In general, people do not care. No one will choose an operating system because of boot time. They want to know if their software runs on it. No one cares if JavaScript is faster in Chrome. Maybe their browser of choice just "feels" better to them. Many people decide what vehicle to buy based purely on it's looks and/or the status it provides. And they spend a heck of a lot more money on that vehicle than on any software product you're likely producing.

Most low-end computers purchased in today's market have far more resources than consumer applications can consume. We have reached a plateau. People are hesitant to switch from Windows XP because it already does everything they want it to. They aren't upgrading their computers as often because their current one is still as faster or faster than they need it to be.

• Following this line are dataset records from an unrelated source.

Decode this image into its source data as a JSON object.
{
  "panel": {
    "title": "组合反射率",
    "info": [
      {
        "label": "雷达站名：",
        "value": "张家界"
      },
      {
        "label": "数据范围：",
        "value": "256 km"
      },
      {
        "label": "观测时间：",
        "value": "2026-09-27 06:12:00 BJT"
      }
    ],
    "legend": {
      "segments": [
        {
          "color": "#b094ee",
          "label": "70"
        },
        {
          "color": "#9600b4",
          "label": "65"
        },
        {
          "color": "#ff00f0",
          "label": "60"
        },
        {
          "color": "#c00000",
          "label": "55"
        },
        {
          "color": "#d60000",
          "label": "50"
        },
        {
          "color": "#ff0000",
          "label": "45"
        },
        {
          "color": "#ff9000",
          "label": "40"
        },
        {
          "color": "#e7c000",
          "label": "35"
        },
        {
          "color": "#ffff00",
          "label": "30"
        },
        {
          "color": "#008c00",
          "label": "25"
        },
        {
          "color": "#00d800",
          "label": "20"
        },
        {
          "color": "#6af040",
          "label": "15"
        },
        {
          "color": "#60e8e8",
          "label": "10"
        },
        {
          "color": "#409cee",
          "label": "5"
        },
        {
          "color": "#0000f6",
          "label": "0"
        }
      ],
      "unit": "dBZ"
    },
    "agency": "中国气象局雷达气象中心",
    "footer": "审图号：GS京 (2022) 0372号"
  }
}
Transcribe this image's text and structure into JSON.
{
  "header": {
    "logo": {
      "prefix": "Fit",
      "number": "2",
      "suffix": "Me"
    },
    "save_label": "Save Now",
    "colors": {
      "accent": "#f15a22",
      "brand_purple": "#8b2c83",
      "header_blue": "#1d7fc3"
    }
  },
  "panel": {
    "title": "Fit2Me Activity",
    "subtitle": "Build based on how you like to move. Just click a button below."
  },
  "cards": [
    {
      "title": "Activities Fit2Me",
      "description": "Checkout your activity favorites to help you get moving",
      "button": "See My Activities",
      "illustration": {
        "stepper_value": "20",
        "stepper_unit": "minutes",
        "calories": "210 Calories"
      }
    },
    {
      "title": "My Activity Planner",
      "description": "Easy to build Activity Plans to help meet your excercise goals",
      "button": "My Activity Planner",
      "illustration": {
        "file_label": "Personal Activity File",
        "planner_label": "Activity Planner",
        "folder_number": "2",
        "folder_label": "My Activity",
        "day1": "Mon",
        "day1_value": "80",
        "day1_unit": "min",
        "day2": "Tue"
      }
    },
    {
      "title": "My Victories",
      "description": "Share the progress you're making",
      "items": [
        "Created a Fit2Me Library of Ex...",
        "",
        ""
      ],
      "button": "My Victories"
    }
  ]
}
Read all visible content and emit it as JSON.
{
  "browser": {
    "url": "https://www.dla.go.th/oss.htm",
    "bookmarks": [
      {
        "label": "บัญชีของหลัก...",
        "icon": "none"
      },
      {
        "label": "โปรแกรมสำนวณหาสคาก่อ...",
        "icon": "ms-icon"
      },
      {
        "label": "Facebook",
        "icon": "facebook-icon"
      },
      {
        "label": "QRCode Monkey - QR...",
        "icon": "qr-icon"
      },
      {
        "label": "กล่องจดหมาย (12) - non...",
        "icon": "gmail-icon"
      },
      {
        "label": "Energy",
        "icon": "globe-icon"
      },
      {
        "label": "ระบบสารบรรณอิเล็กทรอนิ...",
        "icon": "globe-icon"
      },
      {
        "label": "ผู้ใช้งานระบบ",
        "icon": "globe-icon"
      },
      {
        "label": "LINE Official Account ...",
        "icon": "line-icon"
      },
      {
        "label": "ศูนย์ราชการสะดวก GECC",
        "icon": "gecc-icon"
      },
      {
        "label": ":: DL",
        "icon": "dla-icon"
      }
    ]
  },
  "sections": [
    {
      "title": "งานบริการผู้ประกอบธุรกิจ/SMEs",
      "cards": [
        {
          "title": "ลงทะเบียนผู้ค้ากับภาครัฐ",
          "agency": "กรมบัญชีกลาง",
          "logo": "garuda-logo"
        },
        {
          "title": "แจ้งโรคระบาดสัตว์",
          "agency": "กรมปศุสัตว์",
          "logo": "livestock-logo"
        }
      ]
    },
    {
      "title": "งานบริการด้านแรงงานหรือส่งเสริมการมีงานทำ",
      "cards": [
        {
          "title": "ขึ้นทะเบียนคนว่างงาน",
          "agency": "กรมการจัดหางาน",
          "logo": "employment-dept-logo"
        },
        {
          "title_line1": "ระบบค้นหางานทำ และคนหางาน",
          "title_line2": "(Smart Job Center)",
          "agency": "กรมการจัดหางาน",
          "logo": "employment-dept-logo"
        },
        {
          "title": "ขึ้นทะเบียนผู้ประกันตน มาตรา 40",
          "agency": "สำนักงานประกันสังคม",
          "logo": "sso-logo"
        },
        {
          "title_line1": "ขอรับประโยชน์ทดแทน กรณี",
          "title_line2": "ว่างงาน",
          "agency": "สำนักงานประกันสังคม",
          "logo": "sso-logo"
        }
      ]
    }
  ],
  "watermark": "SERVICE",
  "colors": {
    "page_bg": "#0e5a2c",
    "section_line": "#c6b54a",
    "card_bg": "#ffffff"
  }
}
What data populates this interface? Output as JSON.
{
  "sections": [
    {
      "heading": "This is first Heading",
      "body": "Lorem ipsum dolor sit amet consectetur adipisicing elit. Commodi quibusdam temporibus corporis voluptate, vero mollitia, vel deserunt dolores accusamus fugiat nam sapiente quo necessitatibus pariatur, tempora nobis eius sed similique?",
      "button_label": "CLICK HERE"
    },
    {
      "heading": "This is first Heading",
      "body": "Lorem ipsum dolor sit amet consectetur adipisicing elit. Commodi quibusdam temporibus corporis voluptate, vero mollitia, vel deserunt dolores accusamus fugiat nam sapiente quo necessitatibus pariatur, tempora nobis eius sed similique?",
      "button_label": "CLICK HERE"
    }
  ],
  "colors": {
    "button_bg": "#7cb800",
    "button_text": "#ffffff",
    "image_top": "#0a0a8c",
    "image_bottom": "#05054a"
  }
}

If you want a larger customer base for your audience, speed is not going to give it to you*. I think we would all do well to take a look at the big picture. Focus on what your users want. Give them uncomplicated features they can and will use. Streamline your UI, then streamline it again. Ensure everything works rock solidly and as expected with no unpleasant surprises. Quality is king.

I know Ubuntu uses less resources. I know Chrome is faster. But I will still be using Firefox when my copy of Windows 7 arrives. I have a few seconds to spare, and I'm not afraid to use them. And so will many other people.

* Of course, in the web realm, this is all bunk. If your site doesn't load quickly, people will go elsewhere. Welcome to the new ADD world!

1 comment:

  1. Irony: I switched to Chrome as my main browser. Why? It loads instantly while Firefox takes 15+ seconds to load.

    Well, the real reason is that the newest Firefox runs like a dog at all times and sucks memory like a vampire on a fresh cadaver, but I couldn't resist the opportunity to poke fun at myself.